Mario Silva talks trade and human rights

I spoke to gay Toronto MP Mario Silva for a few minutes last week, and asked him about the new session of Parliament. Silva is on two committees this session – the Commons committee on International Trade, and he’s the Vice-Chair of the Subcommittee on International Human Rights of the Standing Committee on Foreign Affairs and International Development. That Subcommittee was responsible for things like the report on Omar Khadr in the last Parliament (which the government subsequently ignored), but it nevertheless got some attention to the issue.

Q: You’re on two different committees right now. International Trade and the Human Rights subcommittee.
A: International Trade has been an interesting committee because we look at a shrinking economy, a loss of jobs, and possibly a situation where we will no longer be an exporting country but an importing country, and have to figure out how to get back to that advantage situation that Canada was in, which it is to be an exporting nation, so trade will play a very important role, and our partners with the US and the Europeans and international as well, and we’ll have to figure out how to strengthen those relationships. There are a few agreements as well, about the European Free Trade agreement, and maybe Canada-Colombia, so all those agreements they’re working on, we’ll have to see legislation as well, and see whether it has any impact either positive or negative on the Canadian economy.
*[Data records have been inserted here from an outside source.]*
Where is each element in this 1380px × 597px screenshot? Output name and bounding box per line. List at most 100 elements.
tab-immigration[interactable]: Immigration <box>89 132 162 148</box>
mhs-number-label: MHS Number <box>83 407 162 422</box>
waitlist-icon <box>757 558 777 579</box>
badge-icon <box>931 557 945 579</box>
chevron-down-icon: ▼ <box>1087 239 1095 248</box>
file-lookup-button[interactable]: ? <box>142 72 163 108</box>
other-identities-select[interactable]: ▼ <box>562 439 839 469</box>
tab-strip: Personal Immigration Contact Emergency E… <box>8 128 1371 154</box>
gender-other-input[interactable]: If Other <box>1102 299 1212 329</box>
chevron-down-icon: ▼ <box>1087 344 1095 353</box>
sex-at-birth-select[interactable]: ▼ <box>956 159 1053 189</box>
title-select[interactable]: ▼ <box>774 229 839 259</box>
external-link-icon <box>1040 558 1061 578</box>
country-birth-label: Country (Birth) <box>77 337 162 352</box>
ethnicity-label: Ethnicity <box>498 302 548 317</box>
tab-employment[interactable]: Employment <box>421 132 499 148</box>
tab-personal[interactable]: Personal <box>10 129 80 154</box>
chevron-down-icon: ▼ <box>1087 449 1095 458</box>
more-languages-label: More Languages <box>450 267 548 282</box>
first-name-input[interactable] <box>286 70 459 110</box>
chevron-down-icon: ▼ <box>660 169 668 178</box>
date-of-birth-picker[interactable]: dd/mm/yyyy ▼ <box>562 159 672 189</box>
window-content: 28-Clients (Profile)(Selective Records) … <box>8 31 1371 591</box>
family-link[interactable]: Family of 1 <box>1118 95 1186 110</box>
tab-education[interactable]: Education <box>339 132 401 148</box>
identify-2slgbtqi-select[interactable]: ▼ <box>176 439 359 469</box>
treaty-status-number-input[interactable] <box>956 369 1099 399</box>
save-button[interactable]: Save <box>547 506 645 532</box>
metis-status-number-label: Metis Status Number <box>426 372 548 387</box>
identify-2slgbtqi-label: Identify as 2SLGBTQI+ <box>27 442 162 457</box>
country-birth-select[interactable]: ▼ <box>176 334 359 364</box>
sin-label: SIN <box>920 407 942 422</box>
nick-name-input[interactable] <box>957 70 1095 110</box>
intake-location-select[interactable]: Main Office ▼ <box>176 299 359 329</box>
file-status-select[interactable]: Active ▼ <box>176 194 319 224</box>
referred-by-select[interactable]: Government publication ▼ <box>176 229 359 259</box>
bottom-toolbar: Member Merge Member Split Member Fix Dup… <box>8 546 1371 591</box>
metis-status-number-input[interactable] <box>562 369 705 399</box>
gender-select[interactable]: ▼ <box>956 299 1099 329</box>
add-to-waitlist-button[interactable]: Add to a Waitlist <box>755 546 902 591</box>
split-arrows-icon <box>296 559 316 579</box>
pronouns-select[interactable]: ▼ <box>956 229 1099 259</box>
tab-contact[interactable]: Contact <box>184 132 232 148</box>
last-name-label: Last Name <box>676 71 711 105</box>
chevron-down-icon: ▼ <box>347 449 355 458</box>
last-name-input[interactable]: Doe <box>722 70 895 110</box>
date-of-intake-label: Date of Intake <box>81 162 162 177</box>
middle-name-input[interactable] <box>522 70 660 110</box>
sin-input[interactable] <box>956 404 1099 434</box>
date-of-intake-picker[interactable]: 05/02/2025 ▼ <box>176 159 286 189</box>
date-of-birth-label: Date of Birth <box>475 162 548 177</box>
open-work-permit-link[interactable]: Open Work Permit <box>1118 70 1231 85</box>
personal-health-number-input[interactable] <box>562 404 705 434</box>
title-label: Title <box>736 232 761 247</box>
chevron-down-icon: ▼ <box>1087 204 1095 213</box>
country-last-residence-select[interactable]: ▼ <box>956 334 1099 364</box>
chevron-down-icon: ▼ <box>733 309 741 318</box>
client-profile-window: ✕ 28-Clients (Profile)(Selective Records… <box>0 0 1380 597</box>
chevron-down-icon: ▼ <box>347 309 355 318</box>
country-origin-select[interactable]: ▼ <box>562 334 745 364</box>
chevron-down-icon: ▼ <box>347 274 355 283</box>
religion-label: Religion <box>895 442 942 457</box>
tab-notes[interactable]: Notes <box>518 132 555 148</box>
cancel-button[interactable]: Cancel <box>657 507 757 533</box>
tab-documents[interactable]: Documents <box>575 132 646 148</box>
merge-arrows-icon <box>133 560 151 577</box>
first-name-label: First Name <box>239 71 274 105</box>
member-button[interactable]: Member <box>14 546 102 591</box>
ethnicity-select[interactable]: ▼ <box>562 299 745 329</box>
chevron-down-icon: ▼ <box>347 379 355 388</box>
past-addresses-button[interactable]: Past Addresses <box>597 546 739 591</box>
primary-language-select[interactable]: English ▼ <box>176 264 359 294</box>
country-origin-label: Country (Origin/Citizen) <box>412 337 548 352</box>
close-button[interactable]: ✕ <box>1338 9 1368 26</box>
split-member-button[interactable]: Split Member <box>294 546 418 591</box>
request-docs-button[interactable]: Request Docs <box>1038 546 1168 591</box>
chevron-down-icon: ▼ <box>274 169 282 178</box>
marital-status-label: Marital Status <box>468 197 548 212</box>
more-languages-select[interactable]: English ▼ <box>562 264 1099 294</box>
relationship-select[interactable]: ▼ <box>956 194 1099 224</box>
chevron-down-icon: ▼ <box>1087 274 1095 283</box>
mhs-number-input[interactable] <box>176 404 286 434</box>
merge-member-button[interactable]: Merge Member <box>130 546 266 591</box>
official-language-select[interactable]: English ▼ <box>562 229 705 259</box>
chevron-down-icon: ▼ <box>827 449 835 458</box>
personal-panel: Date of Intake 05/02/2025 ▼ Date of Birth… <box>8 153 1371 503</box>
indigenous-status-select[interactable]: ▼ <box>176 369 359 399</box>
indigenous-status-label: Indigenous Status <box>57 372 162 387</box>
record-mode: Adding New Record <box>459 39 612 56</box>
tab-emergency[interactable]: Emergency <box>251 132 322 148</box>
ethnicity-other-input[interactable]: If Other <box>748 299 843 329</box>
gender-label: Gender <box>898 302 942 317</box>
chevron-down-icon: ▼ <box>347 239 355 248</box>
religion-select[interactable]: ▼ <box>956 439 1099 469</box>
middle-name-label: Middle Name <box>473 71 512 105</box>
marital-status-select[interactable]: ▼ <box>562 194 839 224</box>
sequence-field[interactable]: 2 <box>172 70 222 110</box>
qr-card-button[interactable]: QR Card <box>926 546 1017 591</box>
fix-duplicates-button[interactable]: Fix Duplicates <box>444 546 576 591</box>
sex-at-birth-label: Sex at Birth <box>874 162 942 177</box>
Q: And on the Subcommittee for Human Rights?
A: Subcommittee for Human Rights, we’re just [starting up]. We were looking at last, when we left, minority rights, particularly religious minority rights in countries such as Pakistan, Iraq, and Egypt. We’ll have to assess as of [now] what issues we’ll be focusing on, and obviously I have spoken quite vocally about human rights issues in many countries, in the Americas and all over the world. Particularly also gay and lesbian issues are very important because I think that’s the new frontier for the gay and lesbian community to take on, is the important role that we have to be supportive of all those who are being persecuted around the world.

Q: In terms of Private Members’ Bills this session, what are you looking forward to introducing?
A: I had a series of Private Members’ Bills last year. I’m way down on the list this year, so I’m still figuring out whether I’m going to bring back some of those. I’ll probably do it for symbolic reasons. Some of them were about the environment, some of them were issues about human rights, one of them is an issue that concerns me greatly, it’s a motion basically – not so much a Private Members’ Bill but a motion to Parliament that basically is the succession of the Head of State, which being the Queen, would be in line with the Canadian constitution. That would mean asking the British Parliament to amend the Act of Settlement of 1701 that basically doesn’t allow for a Catholic and a woman to accede to the throne if a male heir is born, and if there is also a Catholic or a monarch who marries a Catholic cannot ascend to the throne, so it’s a very discriminatory law.

 

Q: The Autumn Kelly issue?
A: It’s an issue that has been burning for quite some time, that I think is quite patently discriminatory. It’s quite a bigoted law and it needs to be changed.